Editor’s note: Names and identifiable details have been changed.
Some distill medical education down to the phrase, “See one, do one, teach one.” After completing one year of medical school, I will say that while I have learned many skills, I am not a master of them just yet. I can take a decent patient history and give my best attempt at palpating the liver. For now, I like to spend a lot of my time observing, personally amending the phrase to “see a million, do occasionally, teach maybe someday.”
This story centers on a particular observation from early on in my first year. The setting was a crowded emergency room in New York City. The characters included two nervous medical students (myself included) and a seasoned emergency medicine physician, Dr. Altman. We entered our patient’s room in a line. Margaret, an eclectic 65-year-old woman, sat perched on the exam table.
Margaret’s blue-black hair with the occasional coil of gray contrasted greatly against the tan table. Her thin body was draped in a green animal print wrap dress; she had on a full face of makeup and bangle bracelets covered almost every inch of her forearm. Later we learned that she was a designer and colors filled her with joy. In the corner of the room sat a baby stroller holding a purse.
Dr. Altman started off the encounter by asking Margaret for the reason of her visit. She described her years-long struggle with tinnitus and palpitations; the frustration in her voice was clear. When asked what impact this was having on her life, Margaret told us how she was filled with fear of dying alone in her apartment, for she had spent the past few days without leaving her bed. It turns out that the stroller was how she stabilized herself to walk down the sidewalk because she doubted that she could make it to the emergency room without falling.

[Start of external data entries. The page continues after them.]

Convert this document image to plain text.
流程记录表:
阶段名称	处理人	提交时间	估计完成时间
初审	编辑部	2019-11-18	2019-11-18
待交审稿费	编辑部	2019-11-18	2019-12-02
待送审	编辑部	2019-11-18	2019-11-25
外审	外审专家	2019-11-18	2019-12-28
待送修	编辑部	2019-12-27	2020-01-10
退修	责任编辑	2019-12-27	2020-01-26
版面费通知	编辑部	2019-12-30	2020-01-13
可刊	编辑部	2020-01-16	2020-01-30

Dr. Altman continued down the list of questions and conducted a physical exam, concluding that there was nothing urgently concerning and that she should follow up with her neurologist. We shuffled out of the room, but before closing the door, I could hear her bangles ringing as her hands fell with defeat into her lap.

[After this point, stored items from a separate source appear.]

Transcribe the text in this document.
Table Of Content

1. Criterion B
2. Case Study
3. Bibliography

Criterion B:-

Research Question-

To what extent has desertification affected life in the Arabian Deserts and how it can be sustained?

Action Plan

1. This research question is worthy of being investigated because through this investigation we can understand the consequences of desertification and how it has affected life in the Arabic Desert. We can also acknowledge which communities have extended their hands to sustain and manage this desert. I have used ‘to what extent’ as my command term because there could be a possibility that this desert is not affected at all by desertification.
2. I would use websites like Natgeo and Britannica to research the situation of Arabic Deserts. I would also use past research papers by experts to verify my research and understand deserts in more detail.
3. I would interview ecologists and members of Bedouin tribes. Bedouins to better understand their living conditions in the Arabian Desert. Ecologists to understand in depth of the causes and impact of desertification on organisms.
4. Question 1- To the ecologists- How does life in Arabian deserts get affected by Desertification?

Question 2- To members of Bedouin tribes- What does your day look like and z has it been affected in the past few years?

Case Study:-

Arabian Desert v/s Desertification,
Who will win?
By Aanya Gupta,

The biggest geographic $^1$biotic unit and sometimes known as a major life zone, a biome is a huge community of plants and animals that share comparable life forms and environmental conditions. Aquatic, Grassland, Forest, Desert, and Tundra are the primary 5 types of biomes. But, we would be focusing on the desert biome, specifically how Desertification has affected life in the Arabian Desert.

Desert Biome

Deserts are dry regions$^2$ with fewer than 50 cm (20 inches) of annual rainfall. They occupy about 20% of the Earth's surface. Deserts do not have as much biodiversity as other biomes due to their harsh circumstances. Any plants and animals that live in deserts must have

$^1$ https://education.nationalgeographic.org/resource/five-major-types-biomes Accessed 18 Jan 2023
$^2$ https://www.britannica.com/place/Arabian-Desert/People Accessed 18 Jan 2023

Behind the closed office door, Dr. Altman gave us his three-word assessment: “She’s just crazy.” He went on to say that Margaret was clearly an anxious older woman scared of living alone; she needed attention, so she came to the emergency room. Her outfit seemed to be further proof to him that she was outwardly impulsive and sought the attention of others.
I spent the subway ride home reflecting on this unsettling interaction. Dr. Altman’s assessment of Margaret — that her symptoms boiled down to her being “crazy,” and therefore there was nothing we could offer — combined ableism, ageism and sexism for a trifecta of dismissal. True, perhaps her case was not urgent, and he certainly had many years of experience with patients to call upon when making his clinical decisions. Nevertheless, I still think back to how easily he stamped the label “crazy” on our patient after an interaction that could not have lasted more than seven minutes.
Words matter. Language shapes reality and future action; as physicians, this can have huge implications on the care we provide to our patients.
When people say “see one, do one, teach one,” I think they forget that this also applies to the culture of medicine. Medical students are like infants; we watch everything that our teachers do, then we mimic and experiment until we learn. From this interaction with Dr. Altman, “seeing one” taught me to observe and judge. Now with every patient interaction (“do one”), I have a decision to make: will I go for the “simplest” answer based on labels we put on people or do I keep probing, asking more questions?
As I think ahead to my future career — when it is my turn to “teach one” — I hope that my students will not leave thinking that our patients can be simplified to a three-word assessment that doubles as a dismissal. Our patients are never “just” anything; there’s always more to know and more to do.